Type two is a less severe form of muscular atrophy and will make itself known between seven and 18 months of age. Parents of children with this form may notice that their child appears weak , lacks muscle tone and gets many respiratory infections. They may develop scoliosis and may have trouble breathing and are prone to choking. These children may eventually be able to sit up or stand unaided. Life expectancy is longer than that of those affected by type one, however they will expire while they are still children.

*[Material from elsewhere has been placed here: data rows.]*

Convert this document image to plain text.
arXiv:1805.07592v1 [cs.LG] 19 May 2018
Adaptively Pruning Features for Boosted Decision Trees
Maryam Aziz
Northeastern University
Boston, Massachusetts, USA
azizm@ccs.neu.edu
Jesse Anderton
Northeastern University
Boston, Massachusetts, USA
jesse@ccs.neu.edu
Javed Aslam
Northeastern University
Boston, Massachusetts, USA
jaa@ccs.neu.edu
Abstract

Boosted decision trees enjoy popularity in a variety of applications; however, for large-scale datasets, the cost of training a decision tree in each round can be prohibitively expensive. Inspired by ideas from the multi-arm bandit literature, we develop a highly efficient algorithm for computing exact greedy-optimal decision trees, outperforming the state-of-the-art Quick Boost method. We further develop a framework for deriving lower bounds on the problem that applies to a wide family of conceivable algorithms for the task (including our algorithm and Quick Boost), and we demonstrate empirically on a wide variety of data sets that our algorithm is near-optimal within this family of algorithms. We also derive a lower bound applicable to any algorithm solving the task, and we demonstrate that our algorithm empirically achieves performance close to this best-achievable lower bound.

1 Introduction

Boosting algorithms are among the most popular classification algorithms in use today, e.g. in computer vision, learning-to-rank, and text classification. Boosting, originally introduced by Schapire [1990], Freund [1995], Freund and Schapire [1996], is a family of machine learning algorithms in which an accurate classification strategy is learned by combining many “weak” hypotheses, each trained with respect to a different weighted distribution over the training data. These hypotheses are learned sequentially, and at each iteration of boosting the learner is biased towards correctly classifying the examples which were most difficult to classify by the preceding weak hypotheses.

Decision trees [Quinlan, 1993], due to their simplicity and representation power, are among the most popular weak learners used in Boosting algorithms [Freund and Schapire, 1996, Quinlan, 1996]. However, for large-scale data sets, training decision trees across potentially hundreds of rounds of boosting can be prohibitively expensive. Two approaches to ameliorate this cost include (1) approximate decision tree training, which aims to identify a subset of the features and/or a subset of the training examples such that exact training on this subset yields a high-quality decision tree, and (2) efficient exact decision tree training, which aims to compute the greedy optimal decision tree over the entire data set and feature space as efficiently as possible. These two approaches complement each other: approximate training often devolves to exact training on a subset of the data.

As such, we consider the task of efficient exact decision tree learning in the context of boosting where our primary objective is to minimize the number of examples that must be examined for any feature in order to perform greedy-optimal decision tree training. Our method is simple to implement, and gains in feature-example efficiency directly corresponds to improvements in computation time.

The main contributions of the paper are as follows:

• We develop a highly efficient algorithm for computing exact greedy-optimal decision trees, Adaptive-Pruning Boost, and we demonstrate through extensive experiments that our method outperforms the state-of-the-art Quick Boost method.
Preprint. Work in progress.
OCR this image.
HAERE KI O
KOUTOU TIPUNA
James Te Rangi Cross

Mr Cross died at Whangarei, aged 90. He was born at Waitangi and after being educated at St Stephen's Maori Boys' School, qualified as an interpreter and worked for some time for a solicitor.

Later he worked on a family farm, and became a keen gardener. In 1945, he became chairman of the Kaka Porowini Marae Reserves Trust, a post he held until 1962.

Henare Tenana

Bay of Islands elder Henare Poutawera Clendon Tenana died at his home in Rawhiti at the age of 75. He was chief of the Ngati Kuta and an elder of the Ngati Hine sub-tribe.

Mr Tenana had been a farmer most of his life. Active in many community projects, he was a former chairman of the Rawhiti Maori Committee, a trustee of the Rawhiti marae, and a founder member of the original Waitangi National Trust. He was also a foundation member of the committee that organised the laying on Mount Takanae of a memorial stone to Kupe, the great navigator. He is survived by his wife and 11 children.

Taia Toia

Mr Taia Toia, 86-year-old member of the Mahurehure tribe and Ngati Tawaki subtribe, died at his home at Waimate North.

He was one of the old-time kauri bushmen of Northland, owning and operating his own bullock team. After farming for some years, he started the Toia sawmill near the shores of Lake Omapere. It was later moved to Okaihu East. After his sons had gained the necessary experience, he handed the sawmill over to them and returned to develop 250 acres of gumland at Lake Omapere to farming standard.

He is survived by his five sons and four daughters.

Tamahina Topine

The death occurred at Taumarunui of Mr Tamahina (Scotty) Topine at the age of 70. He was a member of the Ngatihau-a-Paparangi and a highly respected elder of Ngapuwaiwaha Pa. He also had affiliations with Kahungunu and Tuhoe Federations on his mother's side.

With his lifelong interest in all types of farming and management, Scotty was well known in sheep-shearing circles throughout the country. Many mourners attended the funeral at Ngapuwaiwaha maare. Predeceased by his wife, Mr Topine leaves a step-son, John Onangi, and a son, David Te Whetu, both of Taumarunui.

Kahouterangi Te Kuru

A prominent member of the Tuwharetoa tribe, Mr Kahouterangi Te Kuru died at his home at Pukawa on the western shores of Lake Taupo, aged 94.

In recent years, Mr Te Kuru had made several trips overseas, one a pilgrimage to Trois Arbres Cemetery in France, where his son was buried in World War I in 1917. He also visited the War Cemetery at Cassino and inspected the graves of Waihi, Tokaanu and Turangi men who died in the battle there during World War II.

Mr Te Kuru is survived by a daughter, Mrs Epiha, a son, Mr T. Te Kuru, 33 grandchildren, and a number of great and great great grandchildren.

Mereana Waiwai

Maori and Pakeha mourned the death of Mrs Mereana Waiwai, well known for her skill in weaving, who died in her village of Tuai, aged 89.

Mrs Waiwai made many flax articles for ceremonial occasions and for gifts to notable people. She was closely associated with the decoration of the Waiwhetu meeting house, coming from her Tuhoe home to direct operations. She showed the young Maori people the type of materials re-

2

Type three is a milder type than type one or two and children affected with this type may live into their early adulthood. Some will eventually require a wheelchair and lose most of their muscle tone. Again problems with respiratory infections and choking are the main hazards with this type of muscle atrophy. Most children are diagnosed with this type after the age of eighteen months, however it may not appear until as late as the teenage years. With proper diagnosis and treatment many of those affected with type three can live near normal lifespans
Type four begins after the age of thirty five. This adult form of the disease is the most benign form of SMA and many people who develop this disease will go on to live normal lifespans. The treatment plans for all four types of the disease depend on what symptoms are most bothersome to the individual, however physical therapy, respiratory therapy and medications can all be beneficial for all four types of this devastating disease.
Research is ongoing and scientist hope to gain knowledge from those suffering from less severe types of the disease. Hopefully this research will give insight to the more severely affected children and bring about the cure everyone is seeking. Until then people with a family history of this disease need to get genetic counseling before they begin a family. Knowledge about this disease can be the best force in the search for a cure. Because one in every forty people carry this gene, it is important that the public becomes aware that this disease is a possibility for their offspring. If the public realized that 7.5 million Americans are carriers of the gene that can cause this disabling disease there may be more people willing to help support the charities raising money for a cure.